I thought maybe someone else could use this little trick tutorial.
Comments
com/stories/story/0,,38710,00.html”">some related word or set of words, and then I need to close!!! the code < /a > (all without extra spaces that I needed to add in order to see the code).
[Note: In some situations, the quotation marks around the URL are unwarranted. Which situations? Sadly, I don’t know – another problem – but I have experienced it.]
Actually, the quotes are absolutely necessary in an HREF. One pair of quotes - only one.
The proper form of an A tag is
< a href="http://url.com"> text text< /a >
If you add an extra set of quotes in the URL (how did you get a URL like that anyway?) then it will break.
So if you often end up with doubled URLs like your example, with a blogger.com one followed by the actual URL you want people to click, make sure to get rid of the blogger.com thing, and make sure that there is only one set of quotes around the URL.

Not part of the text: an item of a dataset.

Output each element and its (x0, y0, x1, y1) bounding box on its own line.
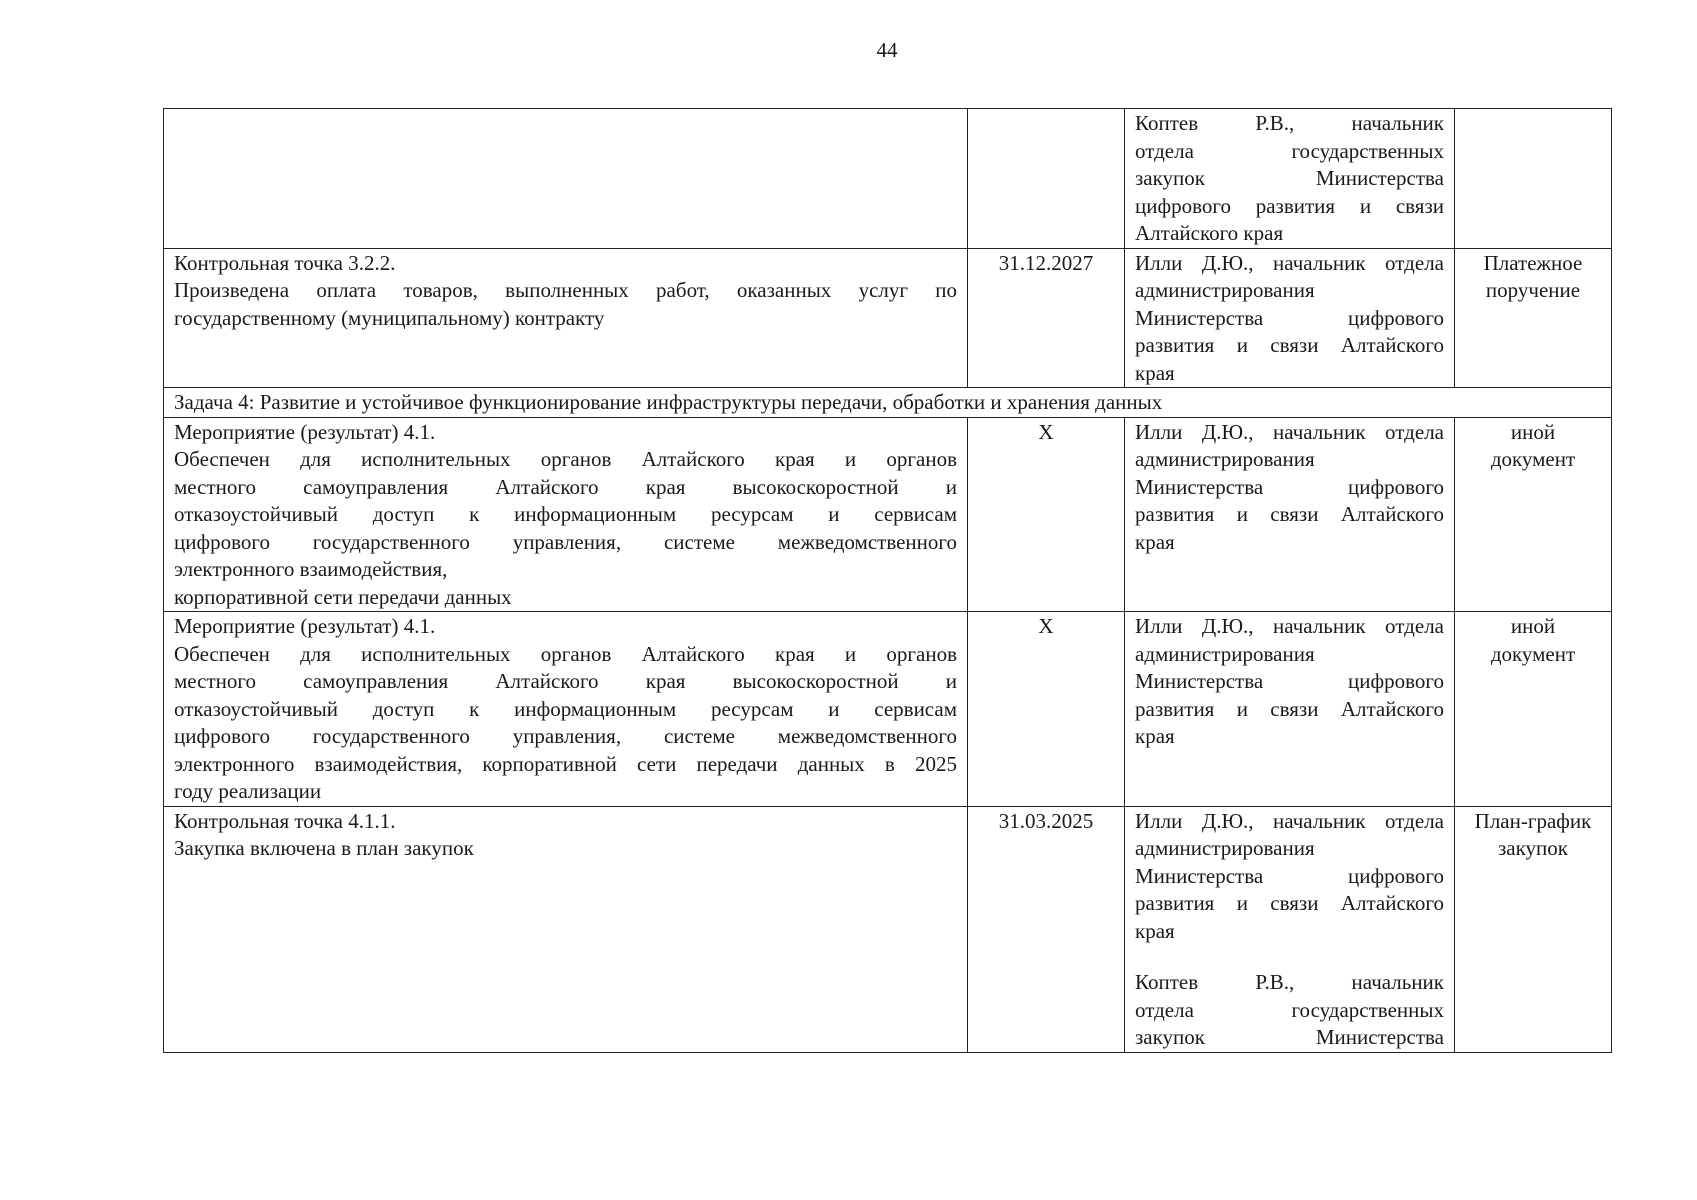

Just kidding. Apparently, I'm am a remedial poster now as well!
When I wrote this in Word, copied it into blogger, and published, I saw that I had to edit and re-publish it from the "html" because it had actually taken my tags as code and put a hyperlink on the extraneous words (I added the extra spaces to avoid that).
When I went back in, I didn't even notice the double URL!

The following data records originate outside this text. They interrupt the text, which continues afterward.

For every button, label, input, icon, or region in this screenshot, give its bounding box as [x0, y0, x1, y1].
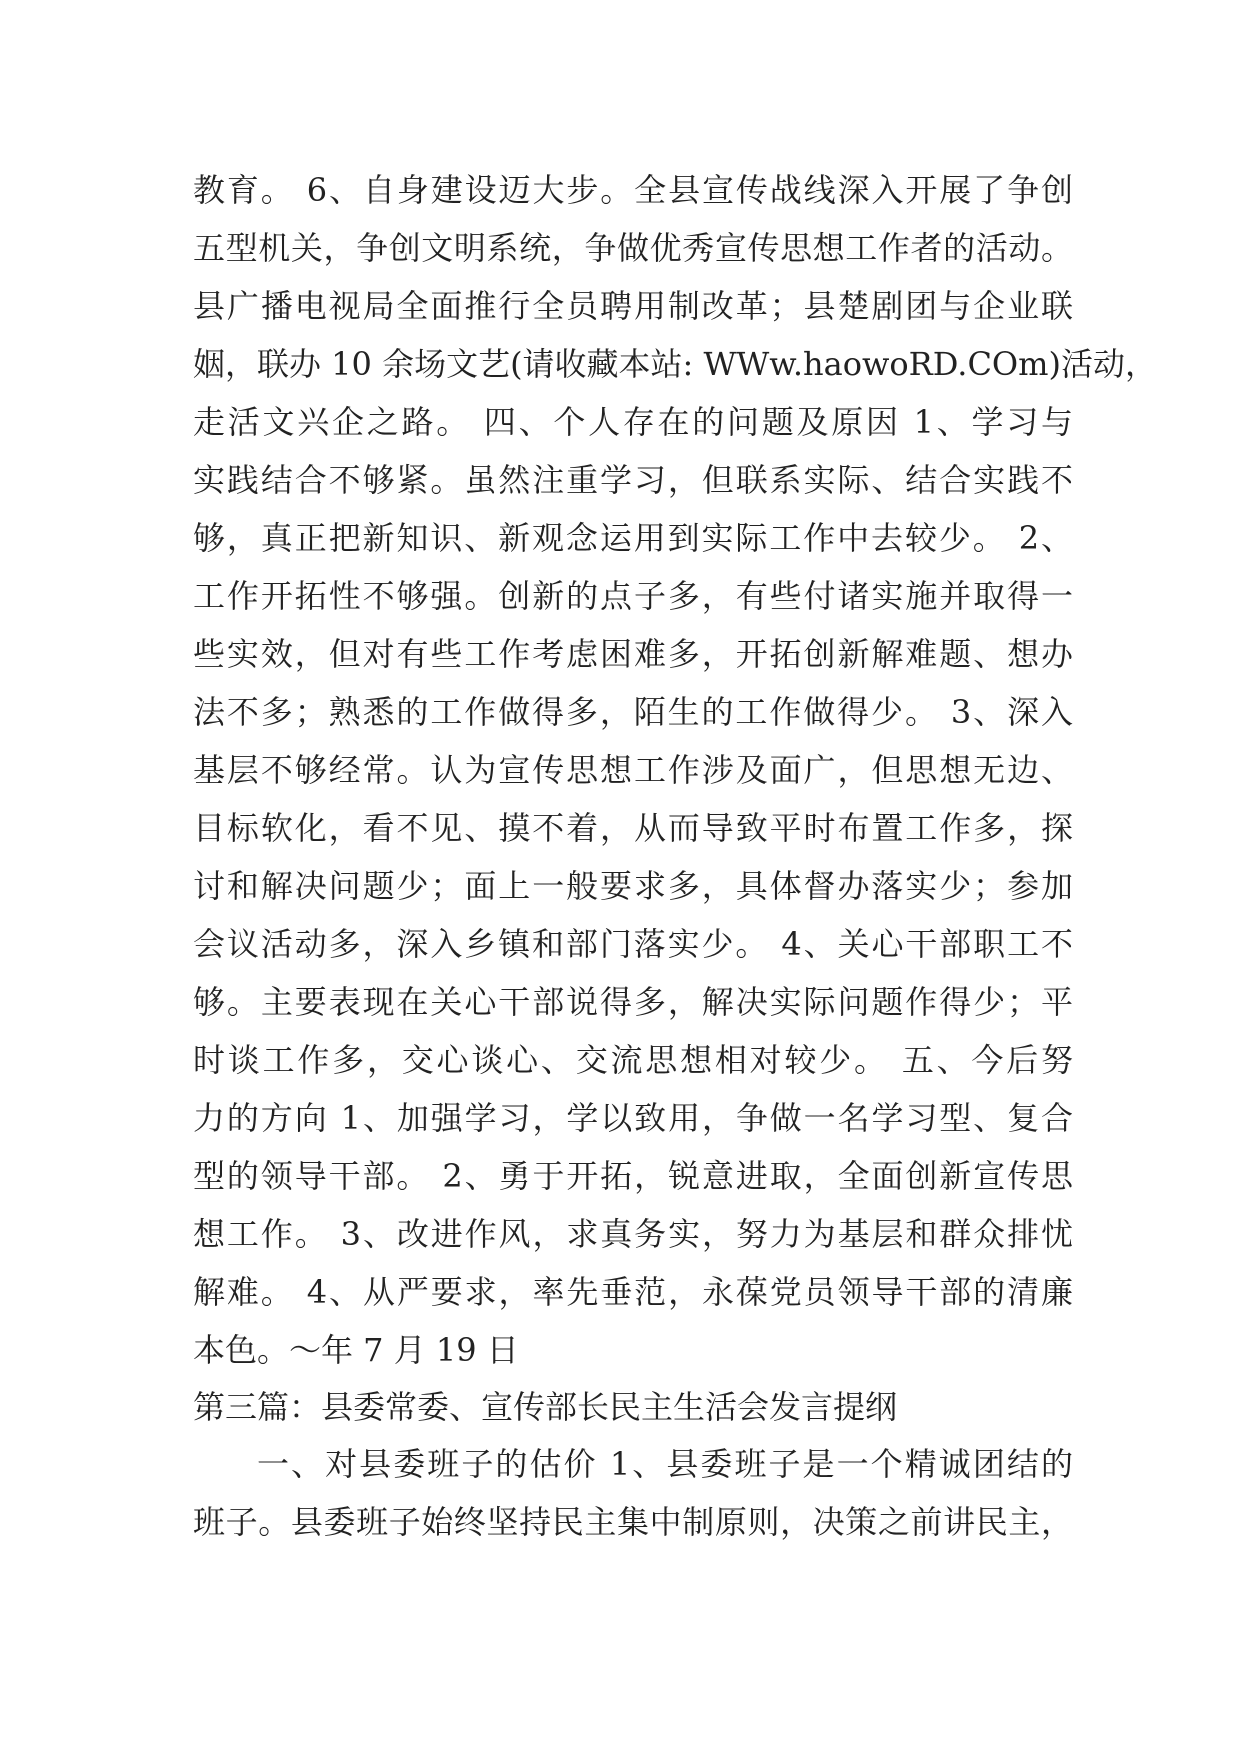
text-line: 县广播电视局全面推行全员聘用制改革；县楚剧团与企业联	[193, 287, 1073, 325]
text-line: 五型机关，争创文明系统，争做优秀宣传思想工作者的活动。	[193, 229, 1073, 267]
text-line: 够，真正把新知识、新观念运用到实际工作中去较少。 2、	[193, 519, 1073, 557]
text-line: 讨和解决问题少；面上一般要求多，具体督办落实少；参加	[193, 867, 1073, 905]
document-body	[193, 161, 1157, 1551]
text-line: 教育。 6、自身建设迈大步。全县宣传战线深入开展了争创	[193, 171, 1073, 209]
text-line: 姻，联办 10 余场文艺(请收藏本站: WWw.haowoRD.COm)活动，	[193, 345, 1157, 383]
text-line: 目标软化，看不见、摸不着，从而导致平时布置工作多，探	[193, 809, 1073, 847]
text-line: 工作开拓性不够强。创新的点子多，有些付诸实施并取得一	[193, 577, 1073, 615]
text-line: 基层不够经常。认为宣传思想工作涉及面广，但思想无边、	[193, 751, 1073, 789]
section-paragraph-line: 班子。县委班子始终坚持民主集中制原则，决策之前讲民主，	[193, 1503, 1073, 1541]
text-line: 型的领导干部。 2、勇于开拓，锐意进取，全面创新宣传思	[193, 1157, 1073, 1195]
text-line: 实践结合不够紧。虽然注重学习，但联系实际、结合实践不	[193, 461, 1073, 499]
text-line: 力的方向 1、加强学习，学以致用，争做一名学习型、复合	[193, 1099, 1073, 1137]
text-line: 些实效，但对有些工作考虑困难多，开拓创新解难题、想办	[193, 635, 1073, 673]
section-paragraph-first-line: 一、对县委班子的估价 1、县委班子是一个精诚团结的	[257, 1445, 1073, 1483]
text-line: 想工作。 3、改进作风，求真务实，努力为基层和群众排忧	[193, 1215, 1073, 1253]
text-line: 法不多；熟悉的工作做得多，陌生的工作做得少。 3、深入	[193, 693, 1073, 731]
section-heading: 第三篇：县委常委、宣传部长民主生活会发言提纲	[193, 1388, 898, 1426]
text-line: 够。主要表现在关心干部说得多，解决实际问题作得少；平	[193, 983, 1073, 1021]
text-line-date: 本色。～年 7 月 19 日	[193, 1331, 519, 1369]
text-line: 走活文兴企之路。 四、个人存在的问题及原因 1、学习与	[193, 403, 1073, 441]
text-line: 时谈工作多，交心谈心、交流思想相对较少。 五、今后努	[193, 1041, 1073, 1079]
text-line: 会议活动多，深入乡镇和部门落实少。 4、关心干部职工不	[193, 925, 1073, 963]
text-line: 解难。 4、从严要求，率先垂范，永葆党员领导干部的清廉	[193, 1273, 1073, 1311]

But, I know for a fact that once I had to remove the quotation marks in a comment on blogger because it would not accept the tag with them. Ask Stephen! Really! It was his blog!

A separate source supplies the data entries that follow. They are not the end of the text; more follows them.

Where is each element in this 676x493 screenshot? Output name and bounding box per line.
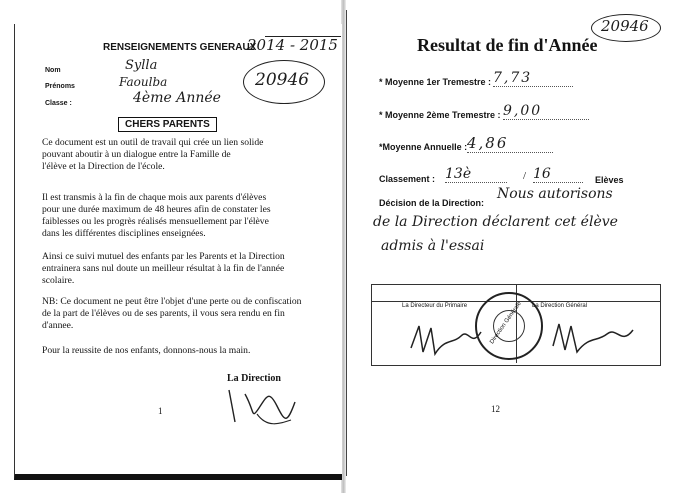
decision-line-2: de la Direction déclarent cet élève [373, 214, 618, 230]
left-page [14, 24, 342, 480]
direction-signature-label: La Direction [227, 373, 281, 384]
stamp-text: Direction Générale [489, 300, 523, 346]
field-label-prenoms: Prénoms [45, 83, 75, 90]
school-stamp [475, 292, 543, 360]
paragraph-1-line-1: Ce document est un outil de travail qui crée un lien solide [42, 137, 264, 148]
paragraph-1-line-2: pouvant aboutir à un dialogue entre la Famille de [42, 149, 231, 160]
row-value-trim1: 7,73 [493, 70, 573, 87]
results-title: Resultat de fin d'Année [417, 35, 598, 55]
paragraph-3 [42, 251, 285, 287]
paragraph-4-line-1: NB: Ce document ne peut être l'objet d'une perte ou de confiscation [42, 296, 302, 307]
row-label-annual: *Moyenne Annuelle : [379, 142, 468, 152]
decision-line-3: admis à l'essai [381, 238, 485, 254]
decision-line-1: Nous autorisons [497, 186, 613, 202]
general-direction-header: La Direction Général [532, 303, 588, 309]
general-info-header: RENSEIGNEMENTS GENERAUX [103, 42, 257, 53]
paragraph-2-line-2: pour une durée maximum de 48 heures afin de constater les [42, 204, 271, 215]
paragraph-2-line-4: dans les différentes disciplines enseignées. [42, 228, 206, 239]
field-value-prenoms: Faoulba [119, 75, 168, 89]
right-page [346, 10, 667, 476]
paragraph-3-line-2: entrainera sans nul doute un meilleur résultat à la fin de l'année [42, 263, 285, 274]
field-value-nom: Sylla [125, 58, 158, 73]
field-value-classe: 4ème Année [133, 90, 221, 106]
school-year: 2014 - 2015 [247, 36, 338, 54]
paragraph-4 [42, 296, 301, 332]
rank-separator: / [523, 170, 527, 182]
paragraph-3-line-3: scolaire. [42, 275, 75, 286]
paragraph-2 [42, 192, 271, 240]
id-number-right: 20946 [601, 17, 649, 35]
paragraph-3-line-1: Ainsi ce suivi mutuel des enfants par les Parents et la Direction [42, 251, 285, 262]
rank-total: 16 [533, 166, 583, 183]
general-director-signature [547, 318, 637, 362]
paragraph-5: Pour la reussite de nos enfants, donnons-nous la main. [42, 345, 251, 356]
row-value-trim2: 9,00 [503, 103, 589, 120]
right-page-number: 12 [491, 404, 500, 414]
paragraph-2-line-1: Il est transmis à la fin de chaque mois aux parents d'élèves [42, 192, 267, 203]
paragraph-2-line-3: faiblesses ou les progrès réalisés mensuellement par l'élève [42, 216, 269, 227]
decision-label: Décision de la Direction: [379, 198, 485, 208]
paragraph-1 [42, 137, 263, 173]
row-label-trim2: * Moyenne 2ème Tremestre : [379, 110, 501, 120]
direction-signature [215, 384, 305, 430]
primary-director-header: La Directeur du Primaire [402, 303, 468, 309]
rank-value: 13è [445, 166, 507, 183]
row-value-annual: 4,86 [467, 134, 553, 153]
left-page-number: 1 [158, 406, 163, 416]
paragraph-4-line-3: d'annee. [42, 320, 74, 331]
rank-suffix: Elèves [595, 175, 624, 185]
paragraph-4-line-2: de la part de l'élèves ou de ses parents, il vous sera rendu en fin [42, 308, 285, 319]
paragraph-1-line-3: l'élève et la Direction de l'école. [42, 161, 165, 172]
field-label-nom: Nom [45, 67, 61, 74]
header-rule [265, 32, 341, 37]
field-label-classe: Classe : [45, 100, 72, 107]
row-label-trim1: * Moyenne 1er Tremestre : [379, 77, 492, 87]
rank-label: Classement : [379, 174, 436, 184]
id-number-left: 20946 [255, 70, 310, 90]
parents-banner: CHERS PARENTS [118, 117, 217, 132]
primary-director-signature [405, 318, 485, 362]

I'm being a pest, I know. But my experience is -- and this is why I love working with computers -- that there is always a hard and fast answer to seemingly wacky problems.
If you compose your comments in word, they probably use "fancy" quotes instead of the straight plain-text quotes you get in the blogger comment window. I have seen browsers be unable to render those fancy quotes, so who knows? Maybe it choked on those?
Oh, and you can actually see the different types of quotes in the example you gave. The tbs.com URL is surrounded by them.
I'm just throwing that out there as an example of something that might have caused a glitch. I doubt that was actually the cause. It's tough to really diagnose without reproducing it.
Oh, and once you removed the quotes, did the resulting link work once it was posted? Which post was it? I can look at the source code if you give me a link to the post.
Let's see if I can do it here.
FYI, you taught me something new. You can indeed add a link in a blogger comment without quotes. Blogger conveniently adds them for you behind the scenes. (I checked the code by viewing the page source in the browser)
Regarding "being stupid", I said that but please refer to my quiz and your comments on sensitivity.
And I do appreciate the help. In this case, it was pointing out my lack of careful editing.